- Paid Media Stunt to Attack Saudi Regulators; Financial Backers of the Report Are Unknown
WASHINGTON, May 21, 2013 /PRNewswire/ -- Sonecon and DCI Group (both Washington D.C.-based firms) have been hired by a mystery client to write and publicize a report that admonishes the government of Saudi Arabia and the manner in which it has dealt with the Saad and Algosaibi dispute and settlements.
The PR firm DCI Group recently announced a May 22nd "Media Teleconference," which is described as "A special look at Saudi Arabia and the unsettled debt of the Saad and Algosaibi Groups." The teleconference will feature Dr. Robert Shapiro of Sonecon as he releases his report on the matter.
While it is impossible to know the full contents of the report, based on past actions, it seems likely that it will lump Saad and AHAB together, and fail to acknowledge any of the negligent due diligence procedures from the groups' creditors. DCI Group has been careful to not mention AHAB in the most recent announcement (other than the title), because they were forced to cancel a similar teleconference earlier this year.
The teleconference was originally scheduled for February 26 and because of extensive inaccuracies in the announcement, they were forced to postpone. In the following weeks, they placed an opinion piece on Forbes.com, which quickly removed the article once the site's editors realized the glaring inaccuracies. (The author of that article, Brian Sturgess, was slated as a second participant on the Feb. 26 call, but he appears to have been removed from the event after having his piece discredited.)
In DCI Group's teleconference announcement, they tweaked their language just enough to remove glaring inaccuracies. For example, they changed one sentence as follows:
- Original (FEB) - "The Saudi Government helped negotiate an agreement for some of the [Saad/AHAB] claims in a workout process that grants priority to Saudi creditors, and thus violates all international best practices for financial regulation."
- Revised (MAY) - "The Saudi Government appears to have helped to negotiate an agreement between the Saad Group and its local creditors, but many foreign holders of Saad Group debt have received virtually no information, much less offers, about the disposition of their loans to the Group."
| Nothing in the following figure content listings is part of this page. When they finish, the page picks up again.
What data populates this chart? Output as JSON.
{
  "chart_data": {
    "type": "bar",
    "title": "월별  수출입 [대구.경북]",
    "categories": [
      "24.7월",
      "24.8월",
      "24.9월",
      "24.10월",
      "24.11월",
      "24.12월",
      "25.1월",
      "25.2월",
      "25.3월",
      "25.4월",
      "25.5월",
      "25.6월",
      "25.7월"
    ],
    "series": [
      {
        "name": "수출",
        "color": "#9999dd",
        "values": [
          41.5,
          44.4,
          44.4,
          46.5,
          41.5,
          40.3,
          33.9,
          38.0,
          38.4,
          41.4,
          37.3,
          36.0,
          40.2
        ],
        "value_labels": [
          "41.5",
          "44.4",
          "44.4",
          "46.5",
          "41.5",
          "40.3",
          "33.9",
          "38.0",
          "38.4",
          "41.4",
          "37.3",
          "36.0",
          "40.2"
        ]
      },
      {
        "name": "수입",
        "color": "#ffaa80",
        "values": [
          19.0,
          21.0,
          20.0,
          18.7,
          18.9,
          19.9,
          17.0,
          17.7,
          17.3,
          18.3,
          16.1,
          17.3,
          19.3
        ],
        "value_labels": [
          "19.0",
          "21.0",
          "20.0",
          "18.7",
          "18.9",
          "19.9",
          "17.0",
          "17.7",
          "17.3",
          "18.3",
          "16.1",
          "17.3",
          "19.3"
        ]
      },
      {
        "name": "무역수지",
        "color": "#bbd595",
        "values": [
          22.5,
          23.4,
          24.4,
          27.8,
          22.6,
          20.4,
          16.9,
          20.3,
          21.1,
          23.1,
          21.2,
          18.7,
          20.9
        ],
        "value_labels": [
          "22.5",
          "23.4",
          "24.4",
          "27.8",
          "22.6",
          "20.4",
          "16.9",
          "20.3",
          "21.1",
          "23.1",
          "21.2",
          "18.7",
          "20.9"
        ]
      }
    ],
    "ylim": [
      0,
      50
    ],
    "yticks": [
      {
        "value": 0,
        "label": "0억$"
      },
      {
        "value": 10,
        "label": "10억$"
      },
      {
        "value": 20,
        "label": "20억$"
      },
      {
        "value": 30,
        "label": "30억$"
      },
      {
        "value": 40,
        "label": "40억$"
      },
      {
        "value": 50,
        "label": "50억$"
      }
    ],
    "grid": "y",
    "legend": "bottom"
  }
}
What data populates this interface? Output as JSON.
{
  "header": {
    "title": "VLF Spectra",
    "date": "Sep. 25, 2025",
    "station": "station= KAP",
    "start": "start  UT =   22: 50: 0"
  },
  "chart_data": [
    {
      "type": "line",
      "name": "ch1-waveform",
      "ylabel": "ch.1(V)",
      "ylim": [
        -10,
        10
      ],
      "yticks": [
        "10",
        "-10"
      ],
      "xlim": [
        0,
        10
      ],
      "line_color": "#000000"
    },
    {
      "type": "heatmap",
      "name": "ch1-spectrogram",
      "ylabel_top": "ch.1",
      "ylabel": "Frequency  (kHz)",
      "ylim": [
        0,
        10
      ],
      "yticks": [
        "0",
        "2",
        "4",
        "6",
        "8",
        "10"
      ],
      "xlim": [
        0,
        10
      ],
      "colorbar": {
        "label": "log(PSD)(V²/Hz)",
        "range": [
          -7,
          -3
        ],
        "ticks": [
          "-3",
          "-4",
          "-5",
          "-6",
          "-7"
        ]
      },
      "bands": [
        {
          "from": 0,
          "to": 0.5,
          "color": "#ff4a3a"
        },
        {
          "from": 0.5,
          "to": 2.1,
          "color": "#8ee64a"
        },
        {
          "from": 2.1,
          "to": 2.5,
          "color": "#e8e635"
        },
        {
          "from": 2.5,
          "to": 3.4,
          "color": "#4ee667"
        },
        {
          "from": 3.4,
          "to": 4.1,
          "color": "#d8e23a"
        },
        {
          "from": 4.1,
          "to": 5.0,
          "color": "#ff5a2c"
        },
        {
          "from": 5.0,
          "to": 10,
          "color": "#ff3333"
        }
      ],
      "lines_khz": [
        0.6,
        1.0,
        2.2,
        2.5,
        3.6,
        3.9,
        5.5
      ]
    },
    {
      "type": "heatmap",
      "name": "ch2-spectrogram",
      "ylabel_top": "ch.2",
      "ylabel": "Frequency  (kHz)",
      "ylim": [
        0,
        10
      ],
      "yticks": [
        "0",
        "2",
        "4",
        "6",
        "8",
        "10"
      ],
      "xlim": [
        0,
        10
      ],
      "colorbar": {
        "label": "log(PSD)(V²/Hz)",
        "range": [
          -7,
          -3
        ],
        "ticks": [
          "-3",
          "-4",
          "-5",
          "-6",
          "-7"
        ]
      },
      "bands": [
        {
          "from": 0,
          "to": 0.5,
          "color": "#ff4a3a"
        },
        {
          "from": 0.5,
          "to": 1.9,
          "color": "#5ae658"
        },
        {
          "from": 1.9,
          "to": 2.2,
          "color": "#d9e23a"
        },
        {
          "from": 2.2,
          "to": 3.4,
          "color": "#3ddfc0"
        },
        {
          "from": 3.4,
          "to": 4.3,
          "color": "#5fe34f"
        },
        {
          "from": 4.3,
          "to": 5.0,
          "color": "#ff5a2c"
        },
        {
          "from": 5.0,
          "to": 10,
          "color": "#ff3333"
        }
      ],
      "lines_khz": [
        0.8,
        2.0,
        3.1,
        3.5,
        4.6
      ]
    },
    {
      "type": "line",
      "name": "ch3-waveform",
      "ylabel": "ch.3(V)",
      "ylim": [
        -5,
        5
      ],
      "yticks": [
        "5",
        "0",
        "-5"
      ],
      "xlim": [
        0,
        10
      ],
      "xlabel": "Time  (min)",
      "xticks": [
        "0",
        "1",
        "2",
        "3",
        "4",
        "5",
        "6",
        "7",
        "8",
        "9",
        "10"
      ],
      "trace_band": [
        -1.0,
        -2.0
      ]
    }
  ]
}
DCI Group also removed the term "Crony Capitalism" from their announcement, but will surely speak to it on the teleconference. In respect to AHAB, that is absurd as there has been no special treatment by the Saudi or any other government.
Ultimately, we see this effort as an attempt by one or more international creditors to distort the history of this dispute. In 2009, AHAB made a significant settlement offer to which the banks scoffed. Since then, they have spent their time and money litigating and trying to leap frog one another in line for settlement dollars. If they had instead worked together and with AHAB to reach a reasonable conclusion, everyone involved would be in a better place right now. Instead, they now find themselves funding phony reports such as the one to be released on Wednesday.